Solusi berikutnya adalah ketersediaan lapangan kerja dan ini menjadi tanggung jawab semua komponen anak bangsa, tetapi tentu saja yang terdepan adalah pemerintah. Meskipun lembaga pendidikan dari semua tingkatan diperbaiki dan ditingkatkan mutunya tetapi kalau pemerintah tidak sanggup menyediakan lapangan kerja pasti juga akan mengalami kegagalan.
Oleh sebab itu pemerintah seyogyanya membangunan infrasturuktur. Tetapi jangan hanya menjadi properti atau pencitraan saja, akan tetapi infra sturuktur itu sekaligus mendorong perekonomian dan dalam waktu bersamaan bisa menyerap tenaga kerja yang besar.
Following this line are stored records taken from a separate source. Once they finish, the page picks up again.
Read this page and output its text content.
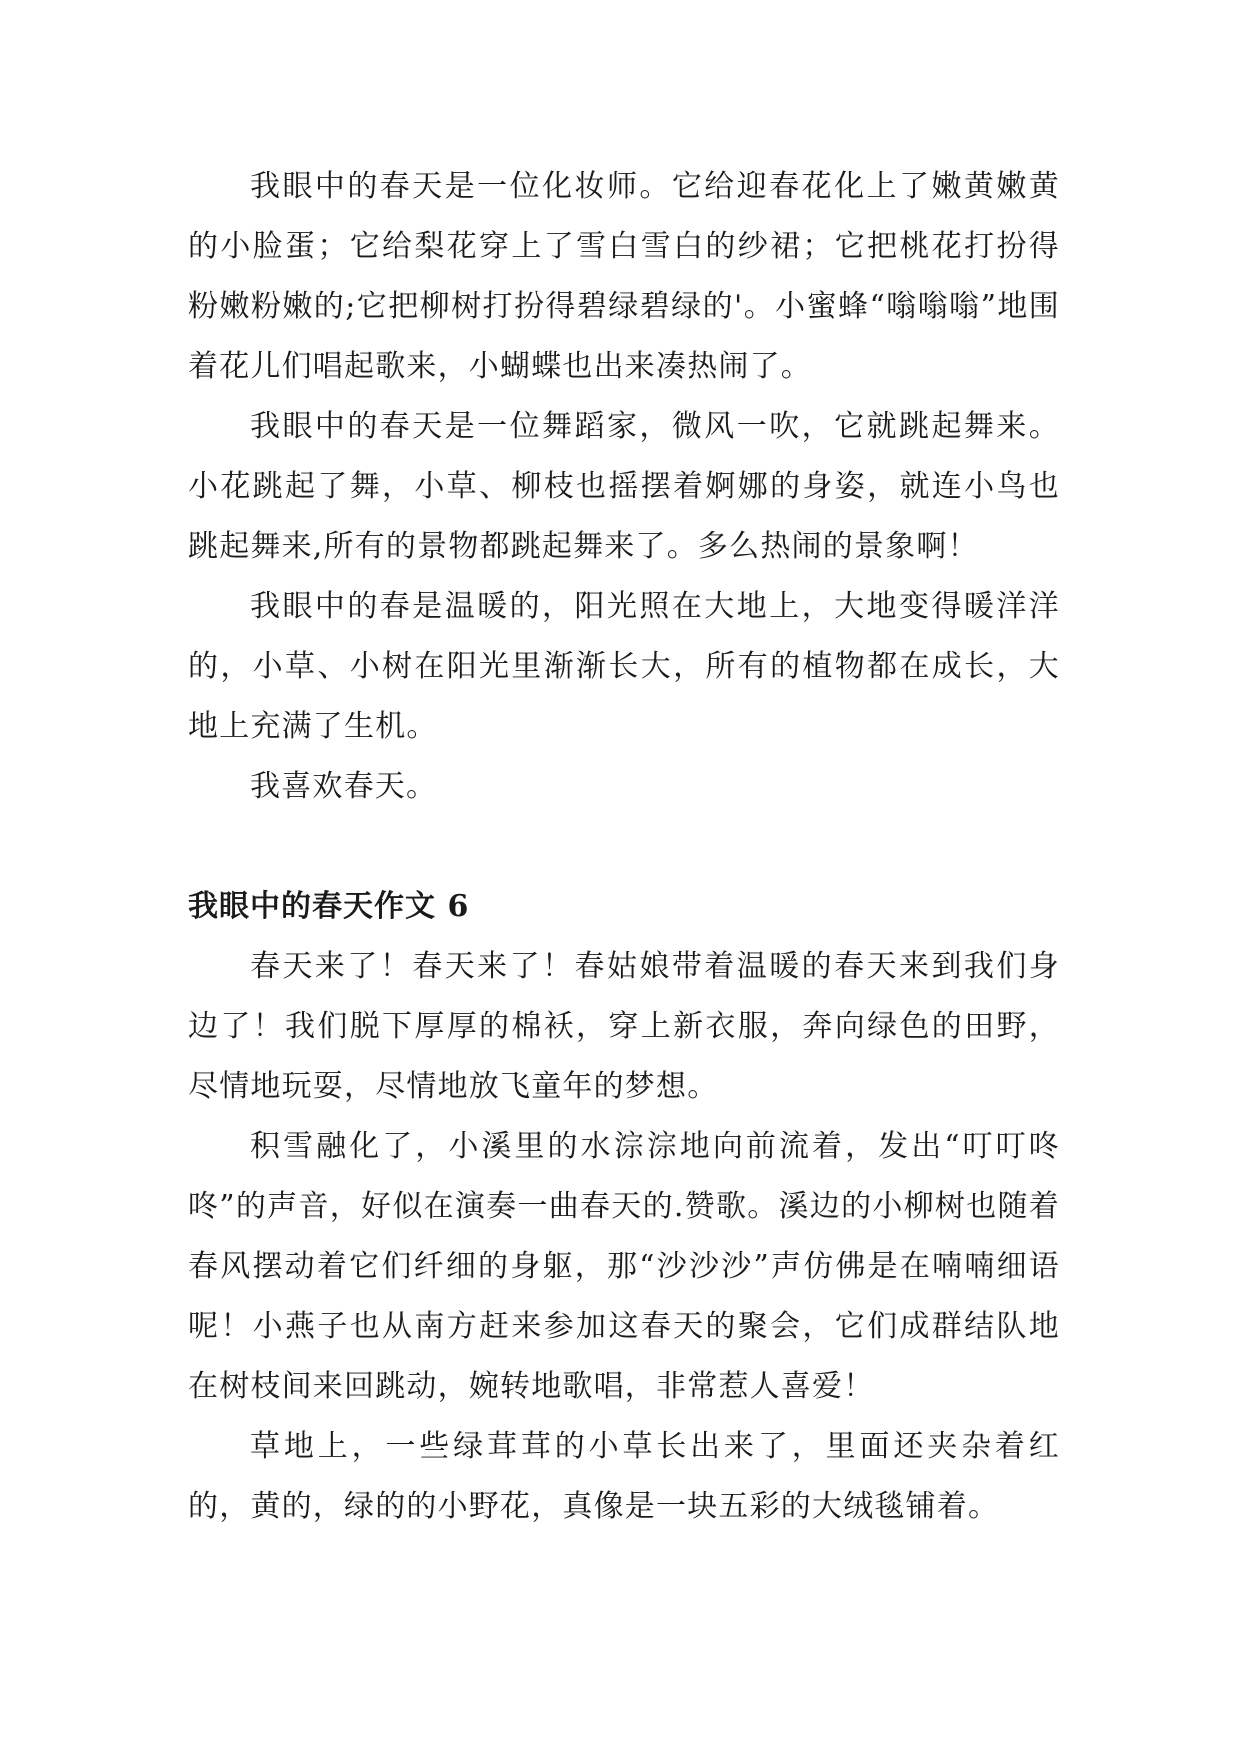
我眼中的春天是一位化妆师。它给迎春花化上了嫩黄嫩黄的小脸蛋；它给梨花穿上了雪白雪白的纱裙；它把桃花打扮得粉嫩粉嫩的;它把柳树打扮得碧绿碧绿的'。小蜜蜂“嗡嗡嗡”地围着花儿们唱起歌来，小蝴蝶也出来凑热闹了。

我眼中的春天是一位舞蹈家，微风一吹，它就跳起舞来。小花跳起了舞，小草、柳枝也摇摆着婀娜的身姿，就连小鸟也跳起舞来,所有的景物都跳起舞来了。多么热闹的景象啊！

我眼中的春是温暖的，阳光照在大地上，大地变得暖洋洋的，小草、小树在阳光里渐渐长大，所有的植物都在成长，大地上充满了生机。

我喜欢春天。

我眼中的春天作文 6

春天来了！春天来了！春姑娘带着温暖的春天来到我们身边了！我们脱下厚厚的棉袄，穿上新衣服，奔向绿色的田野，尽情地玩耍，尽情地放飞童年的梦想。

积雪融化了，小溪里的水淙淙地向前流着，发出“叮叮咚咚”的声音，好似在演奏一曲春天的.赞歌。溪边的小柳树也随着春风摆动着它们纤细的身躯，那“沙沙沙”声仿佛是在喃喃细语呢！小燕子也从南方赶来参加这春天的聚会，它们成群结队地在树枝间来回跳动，婉转地歌唱，非常惹人喜爱！

草地上，一些绿茸茸的小草长出来了，里面还夹杂着红的，黄的，绿的的小野花，真像是一块五彩的大绒毯铺着。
Model pembangunan yang mengejar pertumbuhan berbasis teknologi tinggi, juga harus di evaluasi sebab model ini hanya menyerap tenaga kerja yang terdidik dan terampil tetapi mengabaikan tenaga kerja tidak terdidik dan rendah keterampilan.
Oleh sebab itu pemerintah seyogyanya tetap memperhatikan model pembangunan padat karya. Sebab tenaga kerja tidak terdidik dan tidak terampil seperti buruh dan tenaga kasar dari desa dan pedalaman jumlahnya juga sangat besar.
Solusi-solusi di atas dalam perspektif kependidikan tentu menjadi tanggung jawab Nadiem dan jajarannya. Kita berharap, mudah-mudahan gagasan-gasan beliau yang segar dan inovatif bisa menjadi kenyataan sehingga lembaga pendidikan bisa memberi kontribusi positif bagi pembangunan bangsa dan negara. Dengan begitu gelar bisa menjamin kompentensi, kelulusan bisa menjamin kesiapan kerja dan akreditasi dapat menjamin mutu. Semoga. (*)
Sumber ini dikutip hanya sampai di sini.